Conor McGregor is the biggest pay per view draw in the UFC, with lofty goals to match. Two fighters have won title belts in two different weight divisions – BJ Penn and Randy Couture. McGregor wants to do one better – he wants to hold two belts at the same time.
However, if you are the champion, you have to defend your belt. It is not a deal, like the lottery, where when you win it, you get to keep it and do whatever you want with it.
McGregor defeated Jose Aldo via in just 13 seconds at UFC 194 on December 12, 2015. Afterwards, he exclaimed famously that “timing beats speed, precision beats power.”
In keeping with his goals, the next fight was a title shot at then UFC lightweight champion Rafael dos Anjos on March 5. Unfortunately, RDA broke his foot and dropped out on February 23. Fortunately the UFC reached out to Nate Diaz, who was at that moment doing tequila shots, and a fight was agreed upon, at welterweight.
Then McGregor got tapped out in the second. A rematch was made and both fighters made many, many millions.

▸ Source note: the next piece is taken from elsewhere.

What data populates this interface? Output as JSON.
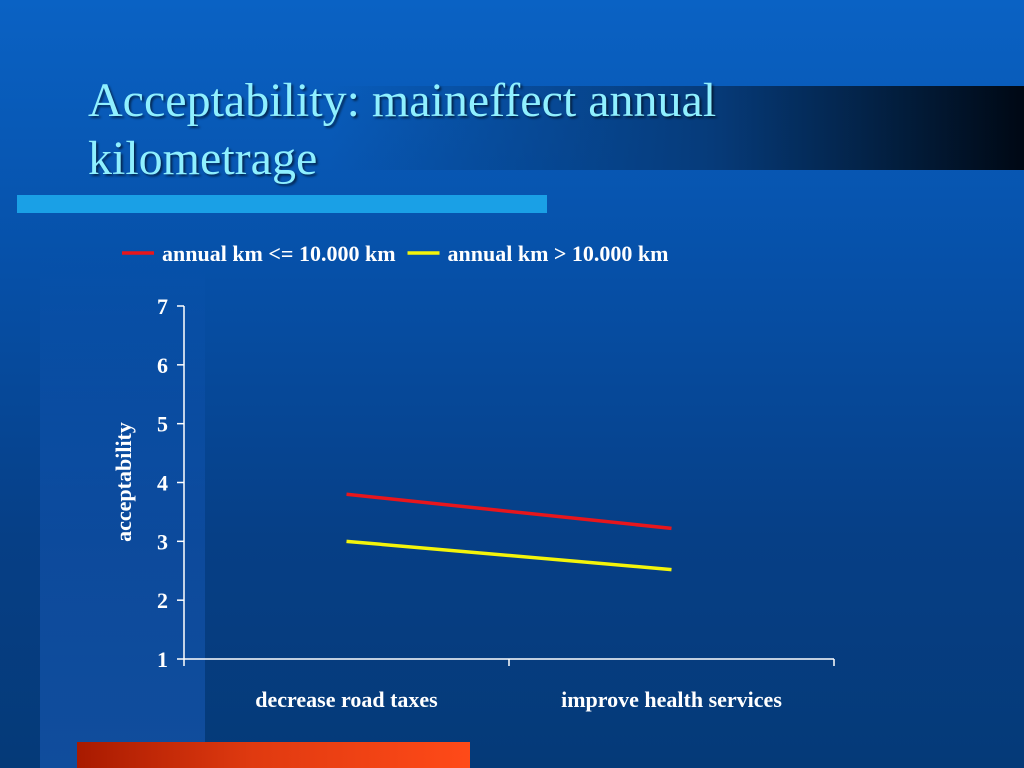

But now it is time for Conor McGregor to make a decision. UFC president Dana White appeared recently on Under Center with Mark Malone on NBC Sports Radio, and said he was not going to strip McGregor of the belts, but said the champion has choices.

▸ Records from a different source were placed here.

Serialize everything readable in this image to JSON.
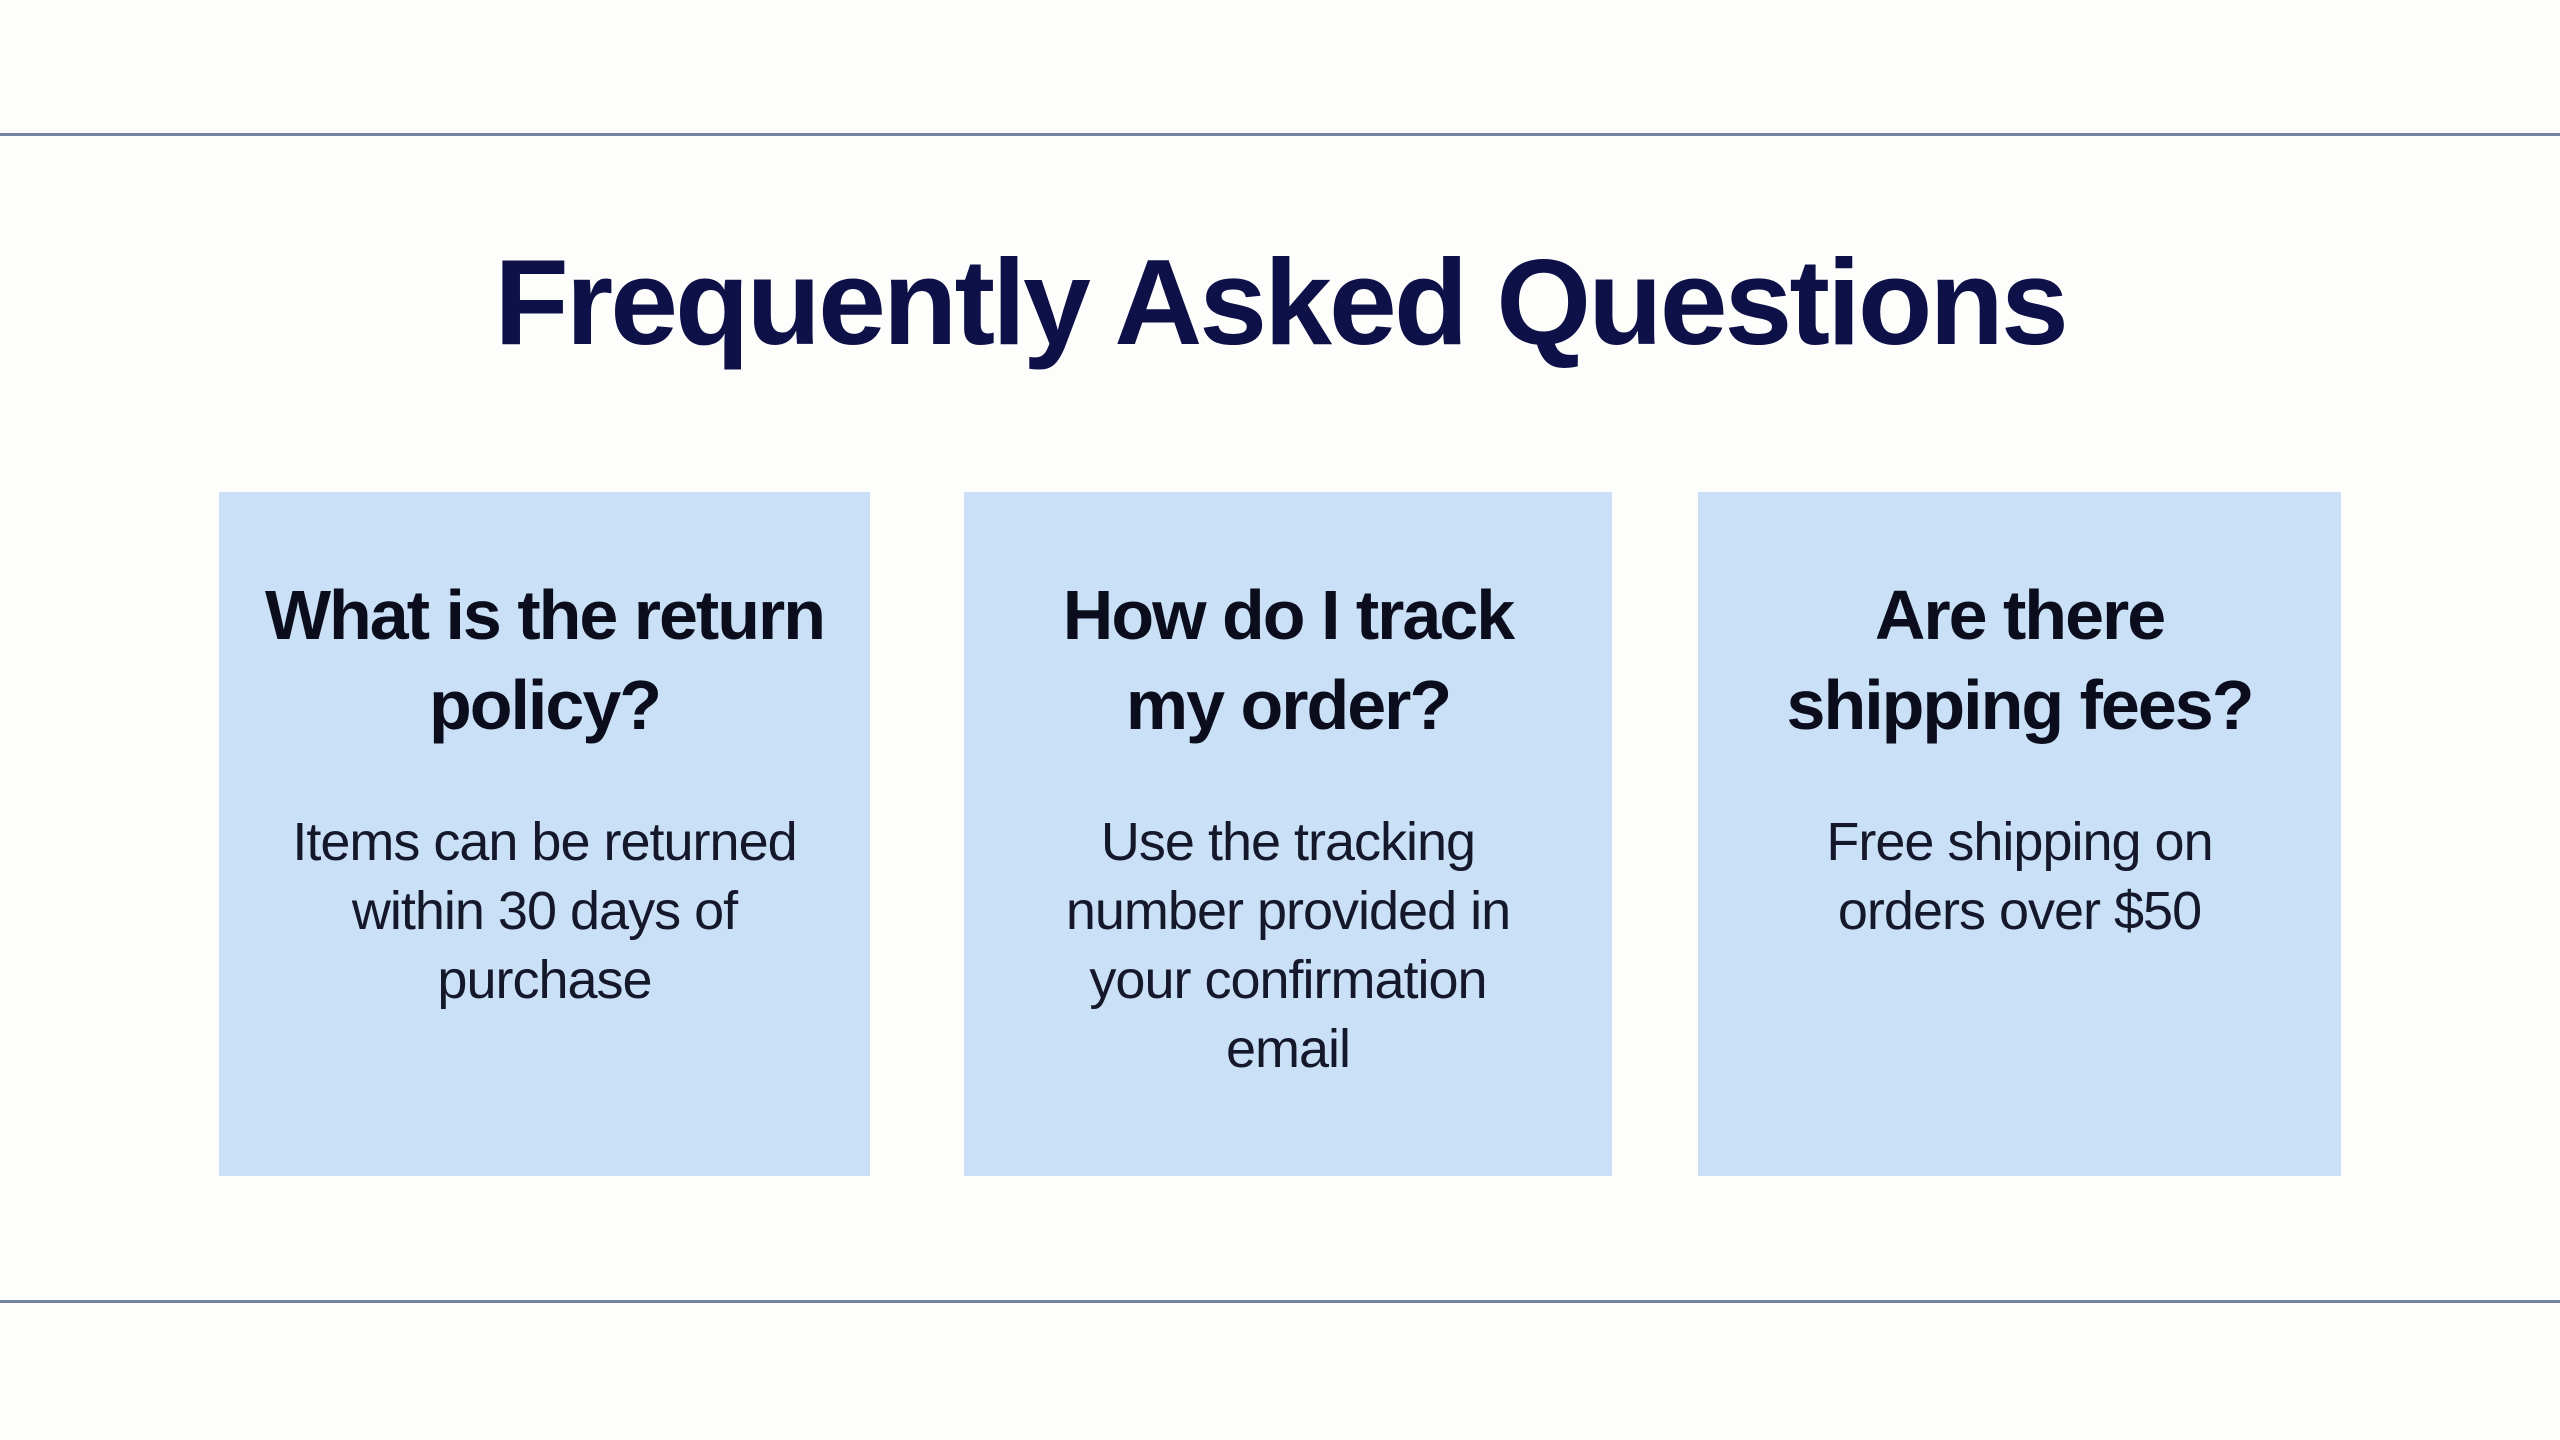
{
  "page": {
    "title": "Frequently Asked Questions",
    "colors": {
      "title": "#0e1147",
      "card_background": "#c9e0f7",
      "rule": "#7585a0"
    }
  },
  "faq": [
    {
      "question": "What is the return policy?",
      "answer": "Items can be returned within 30 days of purchase"
    },
    {
      "question": "How do I track my order?",
      "answer": "Use the tracking number provided in your confirmation email"
    },
    {
      "question": "Are there shipping fees?",
      "answer": "Free shipping on orders over $50"
    }
  ]
}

“He has to either defend his title or give it up and decide what he wants to do next. We’ll get that figured out with him.”

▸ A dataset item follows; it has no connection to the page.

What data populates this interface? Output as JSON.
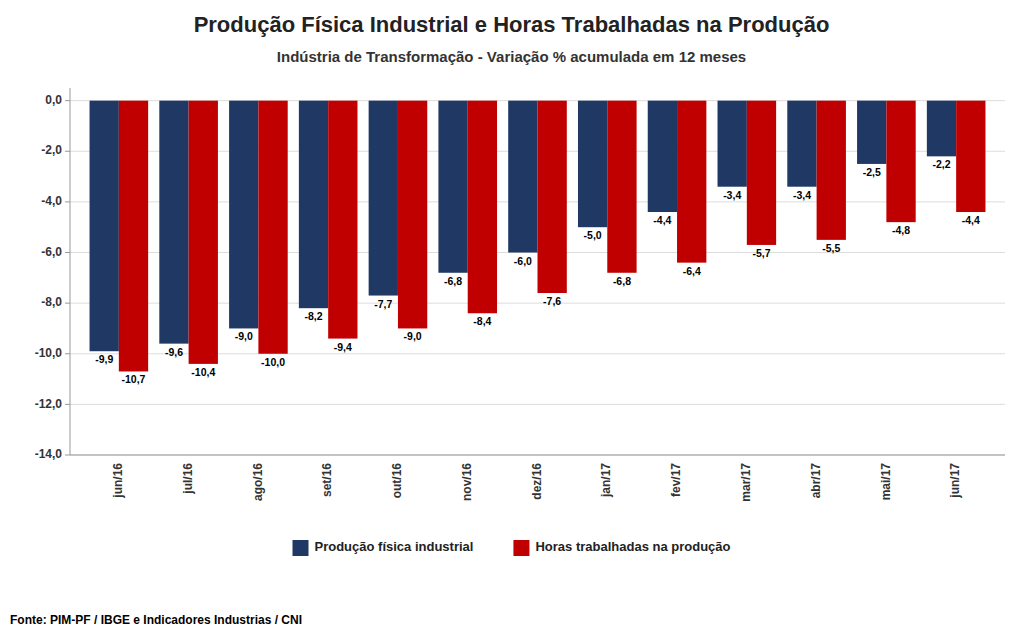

White said McGregor has multiple options, but a trilogy fight with Diaz is not one of them. Further, White explained that if McGregor does not want to fight interim champion Jose Aldo, then the Irishman should voluntarily surrender his belt.
McGregor struggled hugely to make 145, and looked emaciated at weigh ins. The sport is moving away from the culture of extreme weight cutting that has long suffered from. McGregor tried fighting at 170, twice, and it does not appear to be the division that brings out his best.
There is a magic middle at lightweight.
McGregor vs. lightweight champion Eddie Alvarez at UFC 205 on November 12, 2016 at Madison Square, in the league’s triumphant return to New York would make sense, as would a fight at the massive year-end card on Dec. 30 at T-Mobile Arena in Las Vegas, Nevada.